What was decided at the meetings set off the chain of events that was to lead to the public exposure of Dr Kelly to an intense media spotlight, to his appearance before two parliamentary committees and to his death.
Mr Blair told the inquiry that he had been guided by senior civil servants over the affair. But he added:
The responsibility is mine, at the end of the day.

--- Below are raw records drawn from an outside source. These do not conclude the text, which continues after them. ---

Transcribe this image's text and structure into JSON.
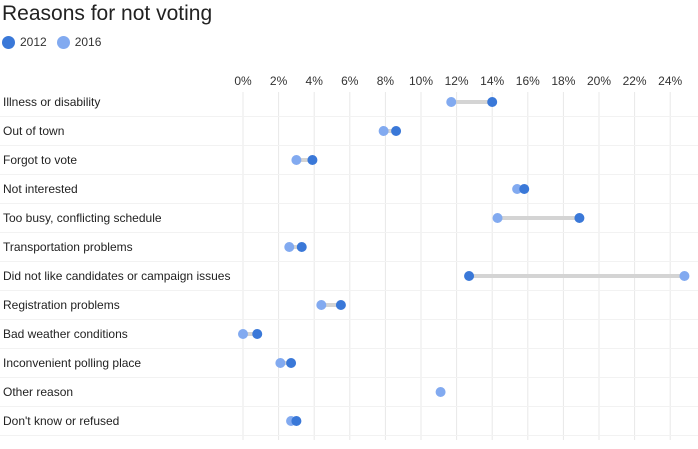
{
  "chart_data": {
    "type": "dot",
    "title": "Reasons for not voting",
    "xlabel": "",
    "ylabel": "",
    "xlim": [
      0,
      25
    ],
    "x_ticks": [
      0,
      2,
      4,
      6,
      8,
      10,
      12,
      14,
      16,
      18,
      20,
      22,
      24
    ],
    "x_tick_labels": [
      "0%",
      "2%",
      "4%",
      "6%",
      "8%",
      "10%",
      "12%",
      "14%",
      "16%",
      "18%",
      "20%",
      "22%",
      "24%"
    ],
    "grid": true,
    "legend_placement": "top-left",
    "categories": [
      "Illness or disability",
      "Out of town",
      "Forgot to vote",
      "Not interested",
      "Too busy, conflicting schedule",
      "Transportation problems",
      "Did not like candidates or campaign issues",
      "Registration problems",
      "Bad weather conditions",
      "Inconvenient polling place",
      "Other reason",
      "Don't know or refused"
    ],
    "series": [
      {
        "name": "2012",
        "color": "#3a78d8",
        "values": [
          14.0,
          8.6,
          3.9,
          15.8,
          18.9,
          3.3,
          12.7,
          5.5,
          0.8,
          2.7,
          null,
          3.0
        ]
      },
      {
        "name": "2016",
        "color": "#82aaf0",
        "values": [
          11.7,
          7.9,
          3.0,
          15.4,
          14.3,
          2.6,
          24.8,
          4.4,
          0.0,
          2.1,
          11.1,
          2.7
        ]
      }
    ],
    "connector_color": "#d4d4d4",
    "gridline_color": "#e8e8e8"
  }
}
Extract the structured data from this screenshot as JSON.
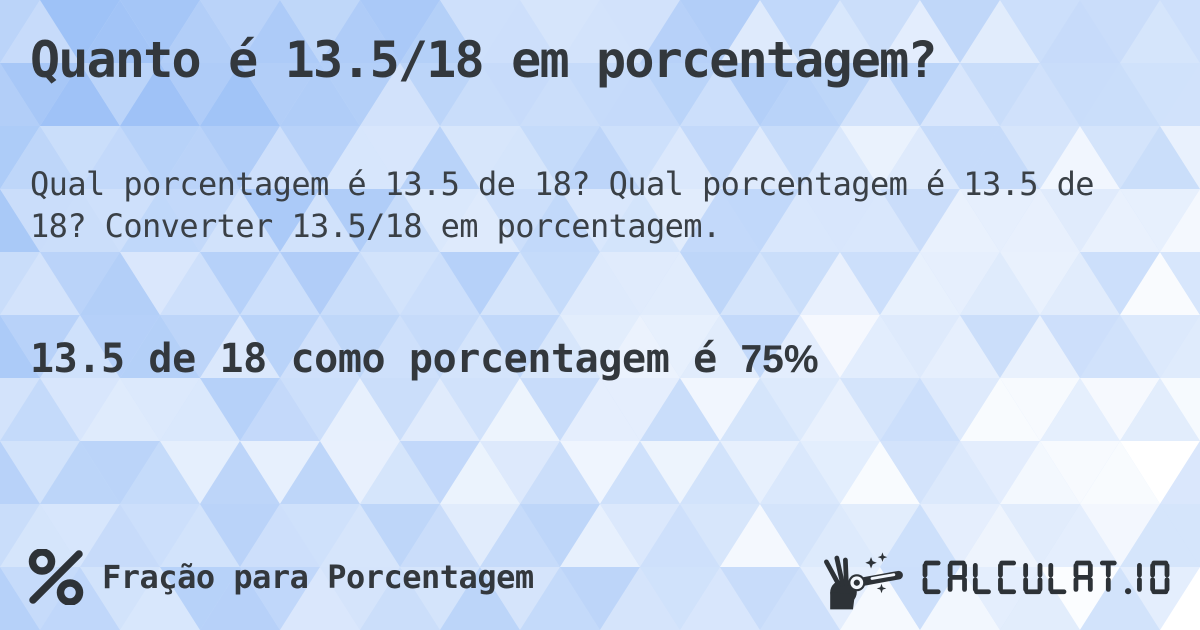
{
  "card": {
    "title": "Quanto é 13.5/18 em porcentagem?",
    "description": "Qual porcentagem é 13.5 de 18? Qual porcentagem é 13.5 de 18? Converter 13.5/18 em porcentagem.",
    "answer": {
      "prefix": "13.5 de 18 como porcentagem é ",
      "value": "75%"
    }
  },
  "footer": {
    "category": {
      "icon": "percent-icon",
      "label": "Fração para Porcentagem"
    },
    "brand": {
      "icon": "magic-wand-hand-icon",
      "name": "CALCULAT.IO"
    }
  },
  "colors": {
    "text-primary": "#33383d",
    "text-secondary": "#3a4046",
    "icon-dark": "#2d3237",
    "bg-blue": "#98bef6",
    "bg-white": "#ffffff"
  }
}
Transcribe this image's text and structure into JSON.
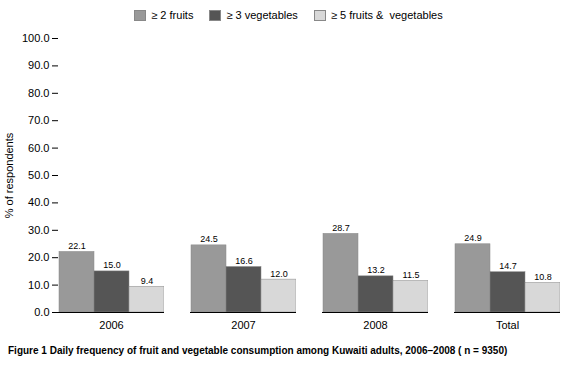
{
  "chart_data": {
    "type": "bar",
    "categories": [
      "2006",
      "2007",
      "2008",
      "Total"
    ],
    "series": [
      {
        "name": "≥ 2 fruits",
        "color": "#999999",
        "values": [
          22.1,
          24.5,
          28.7,
          24.9
        ]
      },
      {
        "name": "≥ 3 vegetables",
        "color": "#555555",
        "values": [
          15.0,
          16.6,
          13.2,
          14.7
        ],
        "value_labels": [
          "15.0",
          "16.6",
          "13.2",
          "14.7"
        ]
      },
      {
        "name": "≥ 5 fruits &  vegetables",
        "color": "#d8d8d8",
        "values": [
          9.4,
          12.0,
          11.5,
          10.8
        ],
        "value_labels": [
          "9.4",
          "12.0",
          "11.5",
          "10.8"
        ]
      }
    ],
    "ylabel": "% of respondents",
    "caption": "Figure 1 Daily frequency of fruit and vegetable consumption among Kuwaiti adults, 2006–2008 ( n = 9350)",
    "ylim": [
      0,
      100
    ],
    "yticks": [
      {
        "value": 0,
        "label": "0.0"
      },
      {
        "value": 10,
        "label": "10.0"
      },
      {
        "value": 20,
        "label": "20.0"
      },
      {
        "value": 30,
        "label": "30.0"
      },
      {
        "value": 40,
        "label": "40.0"
      },
      {
        "value": 50,
        "label": "50.0"
      },
      {
        "value": 60,
        "label": "60.0"
      },
      {
        "value": 70,
        "label": "70.0"
      },
      {
        "value": 80,
        "label": "80.0"
      },
      {
        "value": 90,
        "label": "90.0"
      },
      {
        "value": 100,
        "label": "100.0"
      }
    ],
    "grid": false,
    "legend": "upper center",
    "data_labels": true
  }
}
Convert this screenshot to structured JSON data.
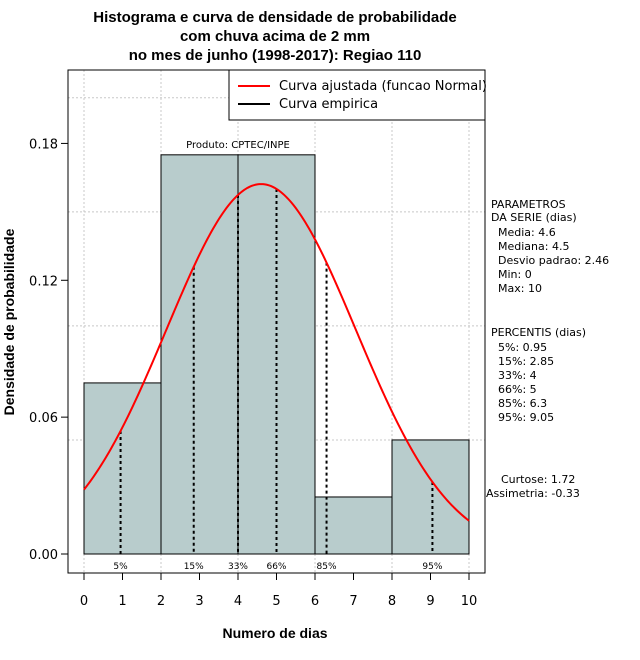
{
  "chart_data": {
    "type": "bar",
    "title_lines": [
      "Histograma e curva de densidade de probabilidade",
      "com chuva acima de 2 mm",
      "no mes de junho (1998-2017): Regiao 110"
    ],
    "xlabel": "Numero de dias",
    "ylabel": "Densidade de probabilidade",
    "xlim": [
      0,
      10
    ],
    "ylim": [
      0,
      0.21
    ],
    "x_ticks": [
      0,
      1,
      2,
      3,
      4,
      5,
      6,
      7,
      8,
      9,
      10
    ],
    "y_ticks": [
      0.0,
      0.06,
      0.12,
      0.18
    ],
    "y_tick_labels": [
      "0.00",
      "0.06",
      "0.12",
      "0.18"
    ],
    "grid": true,
    "bins": [
      {
        "from": 0,
        "to": 2,
        "density": 0.075
      },
      {
        "from": 2,
        "to": 4,
        "density": 0.175
      },
      {
        "from": 4,
        "to": 6,
        "density": 0.175
      },
      {
        "from": 6,
        "to": 8,
        "density": 0.025
      },
      {
        "from": 8,
        "to": 10,
        "density": 0.05
      }
    ],
    "fitted_curve": {
      "name": "Curva ajustada (funcao Normal)",
      "mean": 4.6,
      "sd": 2.46,
      "color": "#ff0000"
    },
    "empirical_curve": {
      "name": "Curva empirica",
      "color": "#000000"
    },
    "percentile_markers": [
      {
        "label": "5%",
        "x": 0.95
      },
      {
        "label": "15%",
        "x": 2.85
      },
      {
        "label": "33%",
        "x": 4
      },
      {
        "label": "66%",
        "x": 5
      },
      {
        "label": "85%",
        "x": 6.3
      },
      {
        "label": "95%",
        "x": 9.05
      }
    ],
    "product_label": "Produto: CPTEC/INPE",
    "legend_position": "top-right",
    "bar_fill": "#b8cccc"
  },
  "stats": {
    "params_title": [
      "PARAMETROS",
      "DA SERIE (dias)"
    ],
    "params": [
      "Media: 4.6",
      "Mediana: 4.5",
      "Desvio padrao: 2.46",
      "Min: 0",
      "Max: 10"
    ],
    "percentis_title": "PERCENTIS (dias)",
    "percentis": [
      "5%: 0.95",
      "15%: 2.85",
      "33%: 4",
      "66%: 5",
      "85%: 6.3",
      "95%: 9.05"
    ],
    "shape": [
      "Curtose: 1.72",
      "Assimetria: -0.33"
    ]
  }
}
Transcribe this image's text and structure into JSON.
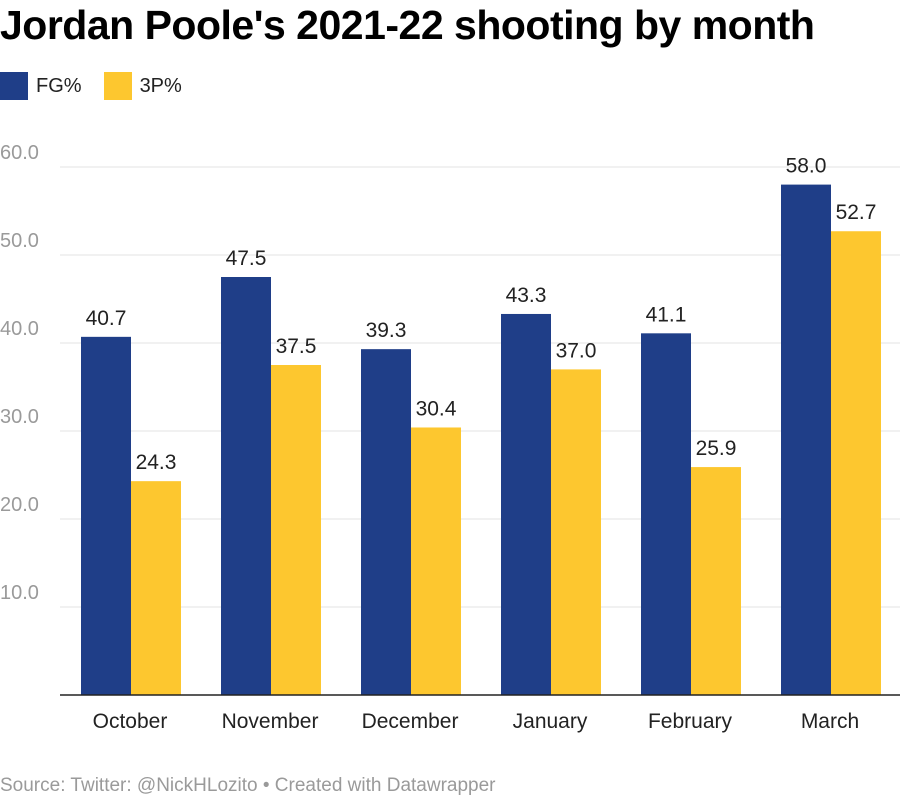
{
  "title": "Jordan Poole's 2021-22 shooting by month",
  "footer": "Source: Twitter: @NickHLozito • Created with Datawrapper",
  "colors": {
    "fg": "#1f3e88",
    "three": "#fdc72f",
    "grid": "#e3e3e3",
    "axis": "#222222",
    "tick": "#9a9a9a"
  },
  "chart_data": {
    "type": "bar",
    "title": "Jordan Poole's 2021-22 shooting by month",
    "xlabel": "",
    "ylabel": "",
    "categories": [
      "October",
      "November",
      "December",
      "January",
      "February",
      "March"
    ],
    "series": [
      {
        "name": "FG%",
        "color": "#1f3e88",
        "values": [
          40.7,
          47.5,
          39.3,
          43.3,
          41.1,
          58.0
        ]
      },
      {
        "name": "3P%",
        "color": "#fdc72f",
        "values": [
          24.3,
          37.5,
          30.4,
          37.0,
          25.9,
          52.7
        ]
      }
    ],
    "yticks": [
      "10.0",
      "20.0",
      "30.0",
      "40.0",
      "50.0",
      "60.0"
    ],
    "ylim": [
      0,
      60
    ],
    "grid": true,
    "legend_position": "top-left"
  }
}
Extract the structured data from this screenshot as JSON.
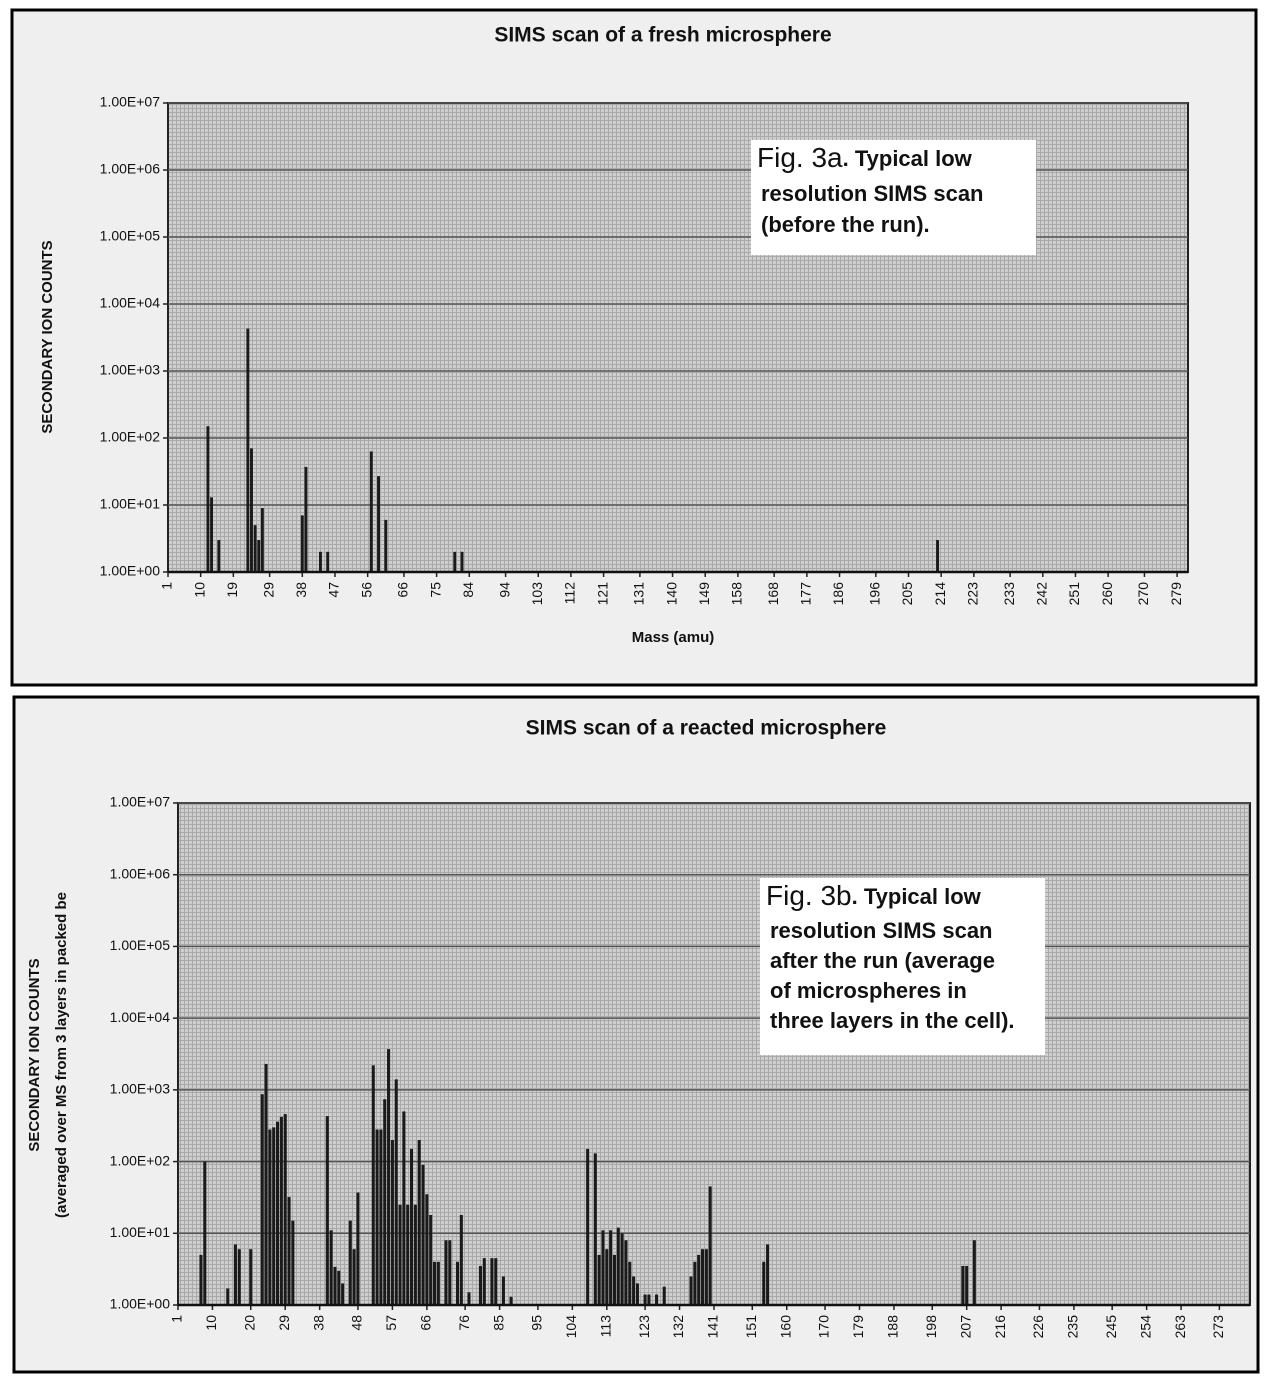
{
  "chart_data": [
    {
      "type": "bar",
      "title": "SIMS scan of a fresh microsphere",
      "xlabel": "Mass (amu)",
      "ylabel": [
        "SECONDARY ION COUNTS"
      ],
      "annotation": {
        "lead": "Fig. 3a",
        "lines": [
          ". Typical low",
          "resolution SIMS scan",
          "(before the run)."
        ]
      },
      "yscale": "log",
      "grid": true,
      "color": "#1a1a1a",
      "x": [
        12,
        13,
        15,
        23,
        24,
        25,
        26,
        27,
        38,
        39,
        43,
        45,
        57,
        59,
        61,
        80,
        82,
        213
      ],
      "values": [
        150,
        13,
        3,
        4300,
        70,
        5,
        3,
        9,
        7,
        37,
        2,
        2,
        63,
        27,
        6,
        2,
        2,
        3
      ],
      "xlim": [
        1,
        282
      ],
      "xticks": [
        1,
        10,
        19,
        29,
        38,
        47,
        56,
        66,
        75,
        84,
        94,
        103,
        112,
        121,
        131,
        140,
        149,
        158,
        168,
        177,
        186,
        196,
        205,
        214,
        223,
        233,
        242,
        251,
        260,
        270,
        279
      ],
      "ylim": [
        1,
        10000000
      ],
      "yticks": [
        {
          "value": 1,
          "label": "1.00E+00"
        },
        {
          "value": 10,
          "label": "1.00E+01"
        },
        {
          "value": 100,
          "label": "1.00E+02"
        },
        {
          "value": 1000,
          "label": "1.00E+03"
        },
        {
          "value": 10000,
          "label": "1.00E+04"
        },
        {
          "value": 100000,
          "label": "1.00E+05"
        },
        {
          "value": 1000000,
          "label": "1.00E+06"
        },
        {
          "value": 10000000,
          "label": "1.00E+07"
        }
      ]
    },
    {
      "type": "bar",
      "title": "SIMS scan of a reacted microsphere",
      "xlabel": "Mass (amu)",
      "ylabel": [
        "SECONDARY ION COUNTS",
        "(averaged over MS from 3 layers in packed be"
      ],
      "annotation": {
        "lead": "Fig. 3b",
        "lines": [
          ". Typical low",
          "resolution SIMS scan",
          "after the run (average",
          "of  microspheres in",
          "three layers in the cell)."
        ]
      },
      "yscale": "log",
      "grid": true,
      "color": "#1a1a1a",
      "x": [
        7,
        8,
        14,
        16,
        17,
        20,
        23,
        24,
        25,
        26,
        27,
        28,
        29,
        30,
        31,
        40,
        41,
        42,
        43,
        44,
        46,
        47,
        48,
        52,
        53,
        54,
        55,
        56,
        57,
        58,
        59,
        60,
        61,
        62,
        63,
        64,
        65,
        66,
        67,
        68,
        69,
        71,
        72,
        74,
        75,
        77,
        80,
        81,
        83,
        84,
        86,
        88,
        108,
        110,
        111,
        112,
        113,
        114,
        115,
        116,
        117,
        118,
        119,
        120,
        121,
        123,
        124,
        126,
        128,
        135,
        136,
        137,
        138,
        139,
        140,
        154,
        155,
        206,
        207,
        209
      ],
      "values": [
        5,
        100,
        1.7,
        7,
        6,
        6,
        870,
        2300,
        280,
        300,
        360,
        420,
        460,
        32,
        15,
        430,
        11,
        3.4,
        3,
        2,
        15,
        6,
        37,
        2200,
        280,
        280,
        740,
        3700,
        200,
        1400,
        25,
        500,
        25,
        150,
        25,
        200,
        90,
        35,
        18,
        4,
        4,
        8,
        8,
        4,
        18,
        1.5,
        3.5,
        4.5,
        4.5,
        4.5,
        2.5,
        1.3,
        150,
        130,
        5,
        11,
        6,
        11,
        5,
        12,
        10,
        8,
        4,
        2.5,
        2,
        1.4,
        1.4,
        1.4,
        1.8,
        2.5,
        4,
        5,
        6,
        6,
        45,
        4,
        7,
        3.5,
        3.5,
        8
      ],
      "xlim": [
        1,
        281
      ],
      "xticks": [
        1,
        10,
        20,
        29,
        38,
        48,
        57,
        66,
        76,
        85,
        95,
        104,
        113,
        123,
        132,
        141,
        151,
        160,
        170,
        179,
        188,
        198,
        207,
        216,
        226,
        235,
        245,
        254,
        263,
        273
      ],
      "ylim": [
        1,
        10000000
      ],
      "yticks": [
        {
          "value": 1,
          "label": "1.00E+00"
        },
        {
          "value": 10,
          "label": "1.00E+01"
        },
        {
          "value": 100,
          "label": "1.00E+02"
        },
        {
          "value": 1000,
          "label": "1.00E+03"
        },
        {
          "value": 10000,
          "label": "1.00E+04"
        },
        {
          "value": 100000,
          "label": "1.00E+05"
        },
        {
          "value": 1000000,
          "label": "1.00E+06"
        },
        {
          "value": 10000000,
          "label": "1.00E+07"
        }
      ]
    }
  ]
}
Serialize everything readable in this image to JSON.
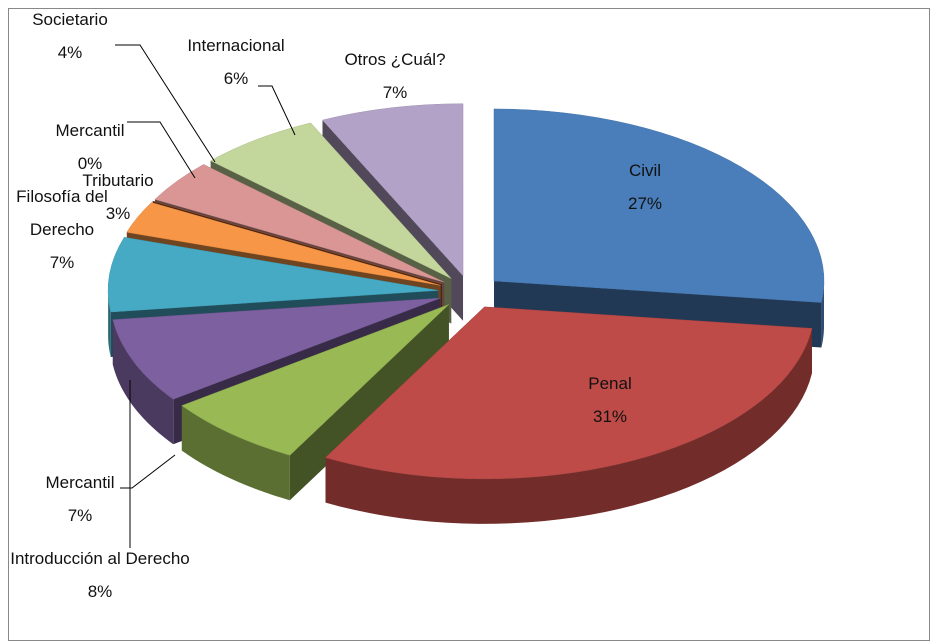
{
  "chart_data": {
    "type": "pie",
    "categories": [
      "Civil",
      "Penal",
      "Mercantil",
      "Introducción al Derecho",
      "Filosofía del Derecho",
      "Tributario",
      "Mercantil",
      "Societario",
      "Internacional",
      "Otros ¿Cuál?"
    ],
    "values": [
      27,
      31,
      7,
      8,
      7,
      3,
      0,
      4,
      6,
      7
    ],
    "value_labels": [
      "27%",
      "31%",
      "7%",
      "8%",
      "7%",
      "3%",
      "0%",
      "4%",
      "6%",
      "7%"
    ],
    "colors": [
      "#4a7ebb",
      "#be4b48",
      "#98b954",
      "#7d60a0",
      "#46aac5",
      "#f79646",
      "#a0522d",
      "#d99694",
      "#c3d69b",
      "#b3a2c7"
    ]
  }
}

I take the decision as Prime Minister, but I wanted to be able to say that we had played it by the book.
Just over five weeks ago, on learning of Dr Kelly's apparent suicide during an official flight from Shanghai to Hong Kong, the Prime Minister had 'categorically' and 'emphatically' denied he had played a part in revealing the scientist's name.
Mr Blair, his ministers and spokesmen had subsequently declared that the Ministry of Defence had been left to handle Dr Kelly after he volunteered the fact that he had discussed last September's Iraq dossier with Mr Gilligan.
Four days after Dr Kelly was discovered dead in an Oxfordshire wood, the Prime Minister's official spokesman was still insisting that the MoD was the 'lead department' in working out the strategy over Dr Kelly and that this had been done under 'normal MoD procedure'.
The fundamental hurdle to calling John Howard to account in the same way is that his formulation would be:
The responsibility is not mine, at the end of the day. I take the decision as Prime Minister, but I wanted to be able to say that we had played it by the book which no-one told me about and I certainly did not read.